Dla porządku – czasem i nocy. Pan Hubert jakby wchodził w podobną rolę…

Była struna kolarska, więc jej echo. Rafał Majka drugi w etapowym wyścigu słoweńskim. Nareszcie znów „coś polskiego” na szosie. I do tego „ten pierwszy”, co drugiego też jakoś dodatkowo nobilituje – „Tadek” Pogarac, teraz zawsze jeden z faworytów, jeśli staje na starcie. Żeby coś takiego mogło się powtórzyć na takim Tour de France! Senne marzenie, tam większa konkurencja; do tego obaj w tej samej drużynie.

W wyścigu, o którym wcześniej mowa – duet tak górował nad rywalami, że mogli „grą towarzyską” ustalać, kto pierwszy na etapowej mecie, w tourze wróci pewnie podział na lidera i umownego „woziwodę”. Ale, co było – jednak już oko i ucho raduje. Że może jednak „trzymamy koło”…

Futbol mnie niepokoi. Wciąż i niezmiennie. Mniej w nim grania w piłkę, więcej wrzenia. Aż pokrywka podskakuje i boję się, że jeśli tak dalej pójdzie – pokrywka spadnie, a zawartość kociołka wyparuje.
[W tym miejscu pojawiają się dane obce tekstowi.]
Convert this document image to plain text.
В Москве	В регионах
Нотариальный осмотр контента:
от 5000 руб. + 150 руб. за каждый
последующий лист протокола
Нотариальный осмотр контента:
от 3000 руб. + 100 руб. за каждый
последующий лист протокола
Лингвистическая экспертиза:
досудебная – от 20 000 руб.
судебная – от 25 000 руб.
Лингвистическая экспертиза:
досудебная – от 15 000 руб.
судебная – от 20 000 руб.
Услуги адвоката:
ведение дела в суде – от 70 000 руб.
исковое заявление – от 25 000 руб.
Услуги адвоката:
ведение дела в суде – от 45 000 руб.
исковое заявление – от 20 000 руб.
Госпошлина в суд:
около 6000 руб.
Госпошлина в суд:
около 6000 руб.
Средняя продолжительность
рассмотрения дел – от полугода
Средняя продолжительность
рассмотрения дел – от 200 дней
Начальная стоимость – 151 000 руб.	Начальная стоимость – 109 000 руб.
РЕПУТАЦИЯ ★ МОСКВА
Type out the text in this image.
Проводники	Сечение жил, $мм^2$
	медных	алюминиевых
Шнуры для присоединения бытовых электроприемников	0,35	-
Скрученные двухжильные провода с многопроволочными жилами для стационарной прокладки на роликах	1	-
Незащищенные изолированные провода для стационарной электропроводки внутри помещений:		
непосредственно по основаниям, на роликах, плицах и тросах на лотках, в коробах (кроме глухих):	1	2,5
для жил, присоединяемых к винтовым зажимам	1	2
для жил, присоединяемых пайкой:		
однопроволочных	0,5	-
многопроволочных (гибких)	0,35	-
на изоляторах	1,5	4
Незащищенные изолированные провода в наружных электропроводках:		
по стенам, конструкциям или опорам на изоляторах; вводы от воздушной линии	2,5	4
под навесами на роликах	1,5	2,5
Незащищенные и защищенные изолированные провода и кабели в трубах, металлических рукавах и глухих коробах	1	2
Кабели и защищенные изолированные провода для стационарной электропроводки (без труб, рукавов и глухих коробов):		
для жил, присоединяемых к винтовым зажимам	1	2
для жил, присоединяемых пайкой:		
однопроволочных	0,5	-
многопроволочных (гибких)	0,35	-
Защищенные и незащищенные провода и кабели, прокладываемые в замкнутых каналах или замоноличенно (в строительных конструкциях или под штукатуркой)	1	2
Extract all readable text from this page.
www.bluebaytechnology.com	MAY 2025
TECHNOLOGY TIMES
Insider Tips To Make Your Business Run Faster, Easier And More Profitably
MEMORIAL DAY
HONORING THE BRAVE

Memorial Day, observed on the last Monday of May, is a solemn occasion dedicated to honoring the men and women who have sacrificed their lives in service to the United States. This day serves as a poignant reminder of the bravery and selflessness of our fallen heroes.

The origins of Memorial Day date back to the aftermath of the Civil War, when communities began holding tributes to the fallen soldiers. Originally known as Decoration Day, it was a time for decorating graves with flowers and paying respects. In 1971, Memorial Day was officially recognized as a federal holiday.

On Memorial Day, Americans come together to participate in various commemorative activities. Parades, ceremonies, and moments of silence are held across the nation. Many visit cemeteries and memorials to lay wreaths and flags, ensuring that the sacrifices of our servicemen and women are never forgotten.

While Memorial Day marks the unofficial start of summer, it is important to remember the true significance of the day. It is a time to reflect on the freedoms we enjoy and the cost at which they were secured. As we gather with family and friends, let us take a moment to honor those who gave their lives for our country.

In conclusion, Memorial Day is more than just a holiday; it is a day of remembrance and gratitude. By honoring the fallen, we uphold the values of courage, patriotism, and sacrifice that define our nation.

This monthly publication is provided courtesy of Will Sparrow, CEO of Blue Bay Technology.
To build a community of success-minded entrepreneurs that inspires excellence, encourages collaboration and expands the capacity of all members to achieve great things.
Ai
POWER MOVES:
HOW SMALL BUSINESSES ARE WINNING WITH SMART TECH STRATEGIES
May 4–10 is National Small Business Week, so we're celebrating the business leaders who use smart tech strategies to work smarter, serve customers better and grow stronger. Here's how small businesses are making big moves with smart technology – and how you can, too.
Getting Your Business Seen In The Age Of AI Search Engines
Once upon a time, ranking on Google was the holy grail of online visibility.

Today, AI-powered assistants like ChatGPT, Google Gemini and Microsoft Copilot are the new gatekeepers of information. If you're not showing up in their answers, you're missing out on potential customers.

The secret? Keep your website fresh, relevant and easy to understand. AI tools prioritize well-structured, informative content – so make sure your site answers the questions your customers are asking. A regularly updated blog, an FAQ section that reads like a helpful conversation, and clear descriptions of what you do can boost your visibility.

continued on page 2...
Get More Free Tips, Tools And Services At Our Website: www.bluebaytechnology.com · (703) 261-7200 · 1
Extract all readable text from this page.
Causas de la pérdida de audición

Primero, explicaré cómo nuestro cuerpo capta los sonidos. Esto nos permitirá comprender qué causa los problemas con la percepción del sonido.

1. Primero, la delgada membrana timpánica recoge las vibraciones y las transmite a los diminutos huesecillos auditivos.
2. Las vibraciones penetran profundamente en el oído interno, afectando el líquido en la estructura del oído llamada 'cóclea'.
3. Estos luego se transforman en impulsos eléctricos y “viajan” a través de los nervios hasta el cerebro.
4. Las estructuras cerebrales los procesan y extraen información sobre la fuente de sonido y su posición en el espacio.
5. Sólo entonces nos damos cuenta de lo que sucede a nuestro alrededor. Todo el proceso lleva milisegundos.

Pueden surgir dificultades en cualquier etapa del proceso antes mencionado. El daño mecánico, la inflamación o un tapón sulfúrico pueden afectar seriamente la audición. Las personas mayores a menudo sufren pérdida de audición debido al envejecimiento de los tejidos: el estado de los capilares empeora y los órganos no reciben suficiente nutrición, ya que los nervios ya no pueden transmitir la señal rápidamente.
I sprawy nie rozwiązuje.

Selekcjoner – awantura o przeszłość, podejrzenia, i w ogóle krążenie wokół „czarnej dziury”, która – portale i media drążą szczegóły kronik – jest jeszcze głębsza i czarniejsza niż myśleliśmy… Do tego nitka polityki – na mój oko bezsensownie – i ocen, co patriotyczne, a co z drugiego bieguna… i tak dalej.

Śledczych i moralistów wielu, z tendencją raczej zwyżkową – graczy na miarę nowoczesnego futbolu wciąż mniej niż recenzentów. No i nastrój – bardziej „rozrachunkowy” niż porządnej, wytężonej pracy nad drużyną. Przewiduję eksplozje jeszcze przed mistrzostwami świata… Takie – pozaboiskowe.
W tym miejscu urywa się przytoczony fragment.